De mi brazo brota en borbotones sangre negra, pues negra es la sustancia que anima esta y sólo esta vida. Fuente primordial que recorre la entrepierna secando  todo lo que se presenta con un humo denso que precipita el líquido al agujero abismal que se ha abierto en el ritual.

Siempre pensé que la sangre era roja porque su impulso es de fuego, su sustancia cálida como el aliento de vida que penetra en el infante al momento de nacer. Siempre pensé que era caliente porque el movimiento al interior de las venas es como una salamandra que se consume en la diástole del corazón y renace en la sístole con la fuerza de una ola ígnea.

          Ahora me doy cuenta de lo contrario: la sangre adentro es fría porque se mueve en lo oculto, en lo no visible; habita lo interior como un cadáver habita el interior de su sepultura consumiéndose en su putrefacción para generar nuevas formas de vida en su transformación. El cuerpo es la tumba de la sangre, que se mueve aparentemente, pero nunca se ha movido.

          Sólo cuando sale del cuerpo entra en movimiento y se calienta al correr hacia el más penetrante frío, el frío de la muerte. Sus sustancia se muestra plena: la sangre es la portadora de la muerte; su presencia en el mundo anuncia la llegada de la oscuridad, los pasos de Perséfone invitándonos a su lecho. La sangre coagulada vuelve a ser fría porque es el néctar de la muerte; bebedizo difícil de tragar pero que libera de todo peso, separa las sustancias y coagula todo impidiendo más movimiento, más cambio.

          Por eso el sacrificio y la ofrenda tienen un sagrado valor efímero. Es necesario atrapar el tiempo, el momento fugaz en que la sangra recorre vertiginosa su camino hacia la boca de los dioses hematófagos. Es ese preciso instante el que manda postergar el oráculo para que el adivino ciego pueda hablar; es en ese preciso instante que hay que apartar a los muertos y no darles de beber, pues si lo hacen su memoria se aligerará y creerán nuevamente en la vida.

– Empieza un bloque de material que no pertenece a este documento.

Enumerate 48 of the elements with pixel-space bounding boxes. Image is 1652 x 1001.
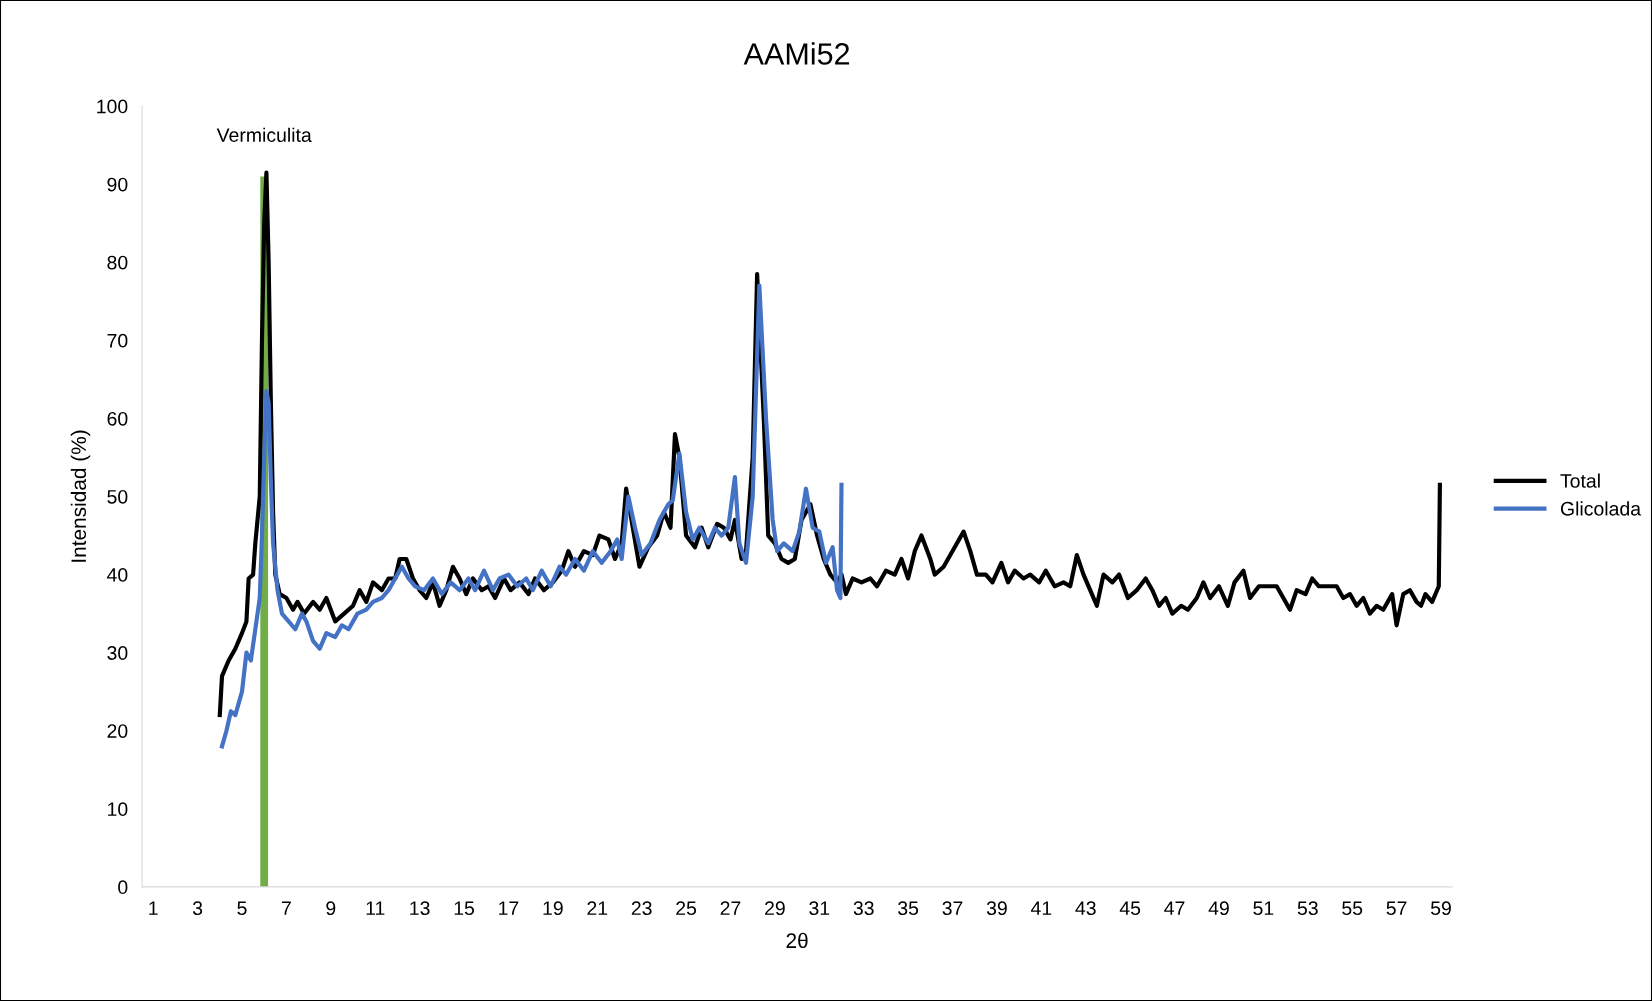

          Ahora estoy aquí, deteniendo con mi cuchillo la miríadas de descarnados que se arremolinan alrededor del charco de sangre, que crece mientras en mi brazo no cesan de gritar las moiras. Cada ser es como sombra, imagen borrosa en un espejo, su cabeza y su pecho tienen huecos por donde se contempla el vació y la plenitud; no tienen alma ni corazón, por eso no recuerdan ni siquiera su camino hacia ese vació que los llenará cuando miren a sus adentros. Han sido liberados y su libertad es su dejar de ser su yo.

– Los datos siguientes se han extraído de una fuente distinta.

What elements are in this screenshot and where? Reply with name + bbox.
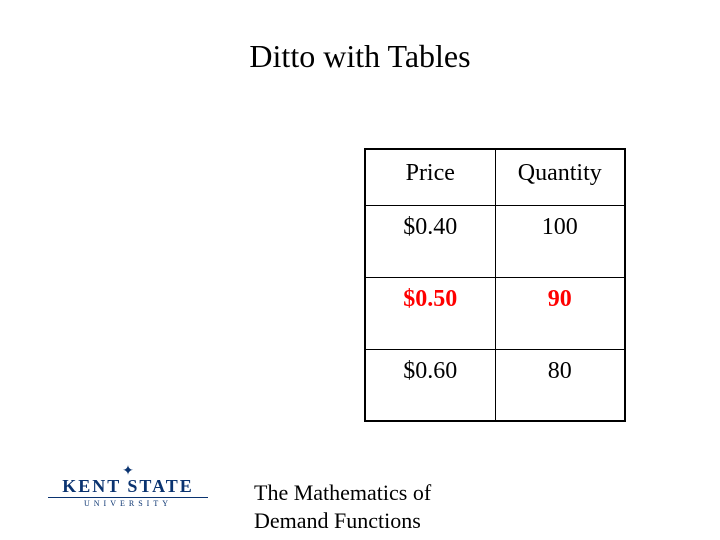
- cell-price: $0.40: [365, 205, 495, 277]
- cell-quantity: 80: [495, 349, 625, 421]
- kent-state-logo: ✦ KENT STATE UNIVERSITY: [48, 465, 208, 508]
- footer-text: The Mathematics of Demand Functions: [254, 479, 431, 534]
- footer-line-2: Demand Functions: [254, 507, 431, 535]
- logo-main-text: KENT STATE: [48, 477, 208, 495]
- cell-quantity: 90: [495, 277, 625, 349]
- table-row-highlight: $0.50 90: [365, 277, 625, 349]
- cell-quantity: 100: [495, 205, 625, 277]
- slide-title: Ditto with Tables: [0, 38, 720, 75]
- footer-line-1: The Mathematics of: [254, 479, 431, 507]
- col-header-price: Price: [365, 149, 495, 205]
- table-row: $0.40 100: [365, 205, 625, 277]
- col-header-quantity: Quantity: [495, 149, 625, 205]
- cell-price: $0.50: [365, 277, 495, 349]
- demand-table: Price Quantity $0.40 100 $0.50 90 $0.60 …: [364, 148, 626, 422]
- logo-sub-text: UNIVERSITY: [48, 497, 208, 508]
- table-header-row: Price Quantity: [365, 149, 625, 205]
- cell-price: $0.60: [365, 349, 495, 421]
- table-row: $0.60 80: [365, 349, 625, 421]
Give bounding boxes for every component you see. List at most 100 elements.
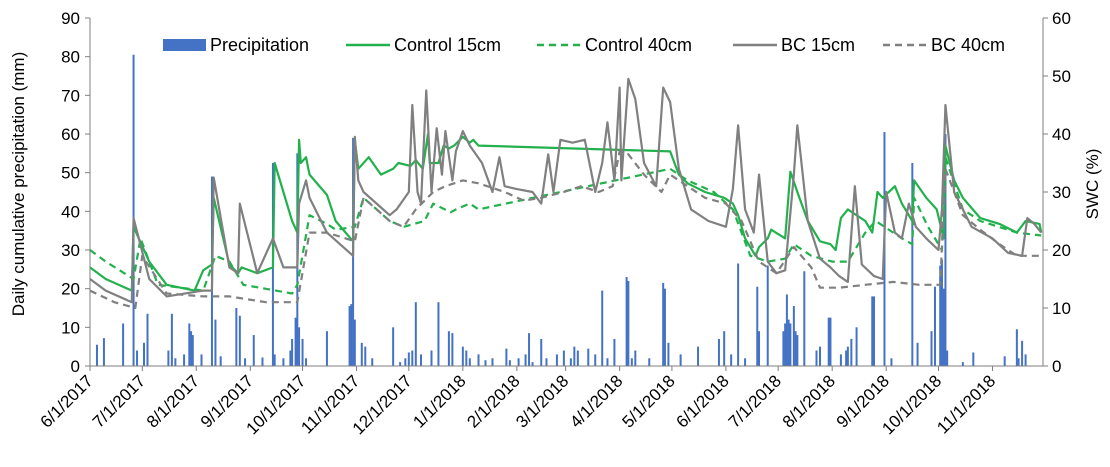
precip-bar [447,331,450,366]
precip-bar [437,302,440,366]
precip-bar [942,288,945,366]
precip-bar [758,331,761,366]
precip-bar [939,265,942,366]
precip-bar [576,350,579,366]
precip-bar [796,335,799,366]
precip-bar [170,313,173,366]
series-line-control-40cm [89,156,1042,295]
precip-bar [634,350,637,366]
precip-bar [540,338,543,366]
precip-bar [360,342,363,366]
precip-bar [785,294,788,366]
precip-bar [235,308,238,366]
precip-bar [839,354,842,366]
precip-bar [625,277,628,366]
precip-bar [940,259,943,366]
precip-bar [411,350,414,366]
precip-bar [289,350,292,366]
precip-bar [873,296,875,366]
precip-bar [1003,356,1006,366]
precip-bar [663,288,666,366]
precip-bar [508,360,511,366]
precip-bar [491,358,494,366]
precip-bar [818,346,821,366]
precip-bar [174,358,177,366]
x-tick-label: 8/1/2017 [143,371,203,431]
precip-bar [606,358,609,366]
x-tick-label: 5/1/2018 [618,371,678,431]
precip-bar [214,319,217,366]
y-axis-left-label: Daily cumulative precipitation (mm) [9,52,28,317]
x-tick-label: 8/1/2018 [779,371,839,431]
chart-legend: Precipitation Control 15cm Control 40cm BC … [163,35,1005,55]
precip-bar [792,306,795,366]
precip-bar [143,342,146,366]
precip-bar [662,282,665,366]
precip-bar [717,338,720,366]
precip-bar [505,348,508,366]
precip-bar [630,358,633,366]
y-left-tick-label: 10 [61,318,80,337]
precip-bar [1017,358,1020,366]
precip-bar [238,315,241,366]
legend-item: Control 15cm [346,35,501,55]
series-line-control-15cm [89,132,1043,292]
precip-bar [517,358,520,366]
y-right-tick-label: 60 [1052,9,1071,28]
precip-bar [766,265,769,366]
y-right-tick-label: 40 [1052,125,1071,144]
precip-bar [484,360,487,366]
series-line-bc-40cm [89,150,1042,310]
precip-bar [122,323,125,366]
precip-bar [871,296,874,366]
precip-bar [531,362,534,366]
precip-bar [627,280,630,366]
precip-bar [191,335,194,366]
precip-bar [667,342,670,366]
precip-bar [679,354,682,366]
y-right-tick-label: 0 [1052,357,1061,376]
precip-bar [252,335,255,366]
x-tick-label: 7/1/2018 [725,371,785,431]
precip-bar [756,286,759,366]
y-right-tick-label: 50 [1052,67,1071,86]
precip-bar [407,352,410,366]
precip-bar [404,358,407,366]
precip-bar [420,354,423,366]
precip-bar [815,350,818,366]
precip-bar [782,331,785,366]
x-tick-label: 4/1/2018 [566,371,626,431]
precip-bar [846,346,849,366]
precip-bar [784,323,787,366]
precip-bar [451,333,454,366]
x-tick-label: 6/1/2018 [673,371,733,431]
precip-bar [944,134,947,366]
precip-bar [697,346,700,366]
x-tick-label: 6/1/2017 [37,371,97,431]
precip-bar [364,346,367,366]
precip-bar [301,338,304,366]
swc-lines [89,77,1043,310]
precip-bar [146,313,149,366]
precipitation-bars [95,54,1027,366]
precip-bar [190,331,193,366]
precip-bar [601,290,604,366]
precip-bar [730,354,733,366]
precip-bar [167,350,170,366]
precip-bar [723,331,726,366]
x-tick-label: 11/1/2018 [933,371,999,437]
precip-bar [1015,329,1018,366]
precip-bar [219,356,222,366]
precip-bar [573,346,576,366]
legend-item: BC 40cm [883,35,1005,55]
precip-bar [200,354,203,366]
precip-bar [244,358,247,366]
precip-bar [946,350,949,366]
legend-label: Control 15cm [394,35,501,55]
x-tick-label: 3/1/2018 [512,371,572,431]
precip-bar [353,319,356,366]
precip-bar [430,350,433,366]
precip-bar [528,333,531,366]
x-tick-label: 1/1/2018 [409,371,469,431]
precip-bar [744,358,747,366]
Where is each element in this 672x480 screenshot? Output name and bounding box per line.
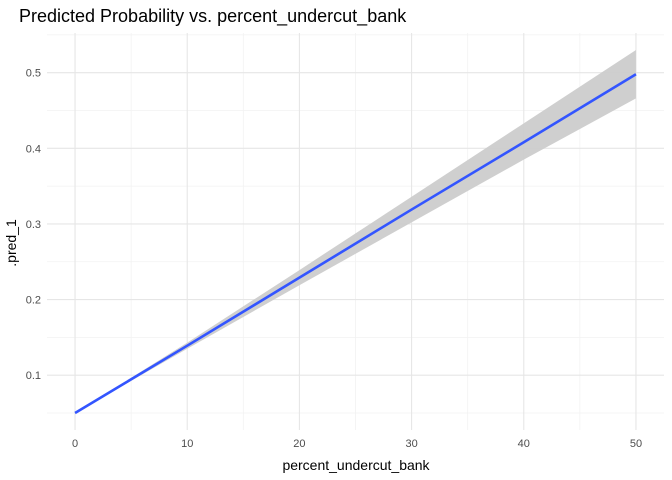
x-tick-label: 10 bbox=[181, 438, 193, 450]
x-tick-label: 30 bbox=[405, 438, 417, 450]
y-axis-title: .pred_1 bbox=[3, 219, 19, 267]
x-axis-title: percent_undercut_bank bbox=[282, 457, 430, 473]
tick-labels: 0 10 20 30 40 50 0.1 0.2 0.3 0.4 0.5 bbox=[26, 68, 642, 450]
grid bbox=[47, 33, 664, 430]
y-tick-label: 0.5 bbox=[26, 68, 41, 80]
y-tick-label: 0.1 bbox=[26, 370, 41, 382]
x-tick-label: 40 bbox=[518, 438, 530, 450]
chart-title: Predicted Probability vs. percent_underc… bbox=[19, 6, 407, 27]
y-tick-label: 0.3 bbox=[26, 219, 41, 231]
x-tick-label: 0 bbox=[72, 438, 78, 450]
series-line bbox=[74, 73, 637, 415]
x-tick-label: 50 bbox=[630, 438, 642, 450]
series-layer bbox=[74, 73, 637, 415]
x-tick-label: 20 bbox=[293, 438, 305, 450]
y-tick-label: 0.4 bbox=[26, 143, 41, 155]
y-tick-label: 0.2 bbox=[26, 295, 41, 307]
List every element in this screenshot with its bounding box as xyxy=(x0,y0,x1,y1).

          El adivino se presenta, él no quiere sangre, ha estado desde todos los tiempos en la oscuridad, muerto dimensional que no ha pasado por la ilusión de la vida. Su voz es como una roca despeñándose en un abismo profundo, insondable. De todas las voces y palabras, sólo la suya desvela lo oculto, muestra la señal que conduce a la verdad, ¡quiero saberla, sea la que sea!

          -“¡Infausto caminante, tu añoranza te ha traído hasta este umbral. Tu pasos son inútiles pues has llegado sin haber llegado! ¿Quieres saber tu sino? ¡Pues ve!

          Acerco su ajado rostro hasta tocar el mío y sus órbitas oculares vacías se volvieron una inmensa esfinge que me mostraba una imagen; y vi.

          Vi  que la patria que añoraba era una ilusión, que el mundo no era, que todo es nada. Vi que la vida es un espejo que refleja imágenes falsas: los cuerpos, los árboles, los seres, se mueven y crean el tiempo del espejo; pero aquello de que son reflejo es  fantasmal, es sombra, es vació, nada. El mundo es un juego de sombras que se creen luz por no saber de su propio reflejo. Vi que hay el espejo, lo reflejado y el reflejo, pero los ojos vacíos del adivino me mostraron que hay algo más: el fondo abismal, oscuro donde se crea la ilusión. Esa es la verdad. No regresaré, porque nunca me he ido.

          Los ojos se vaciaron y fui Tiresias, y fui cada uno de los seres que se acercaban para probar la sangre. Cuando el primero lo hubo hecho, supe que yo mismo he bebido sangre, sangre para los muertos: la que fluye no es mi sangre, es la sangre del sacrificio que me hace recordar lo nunca visto ni vivido.»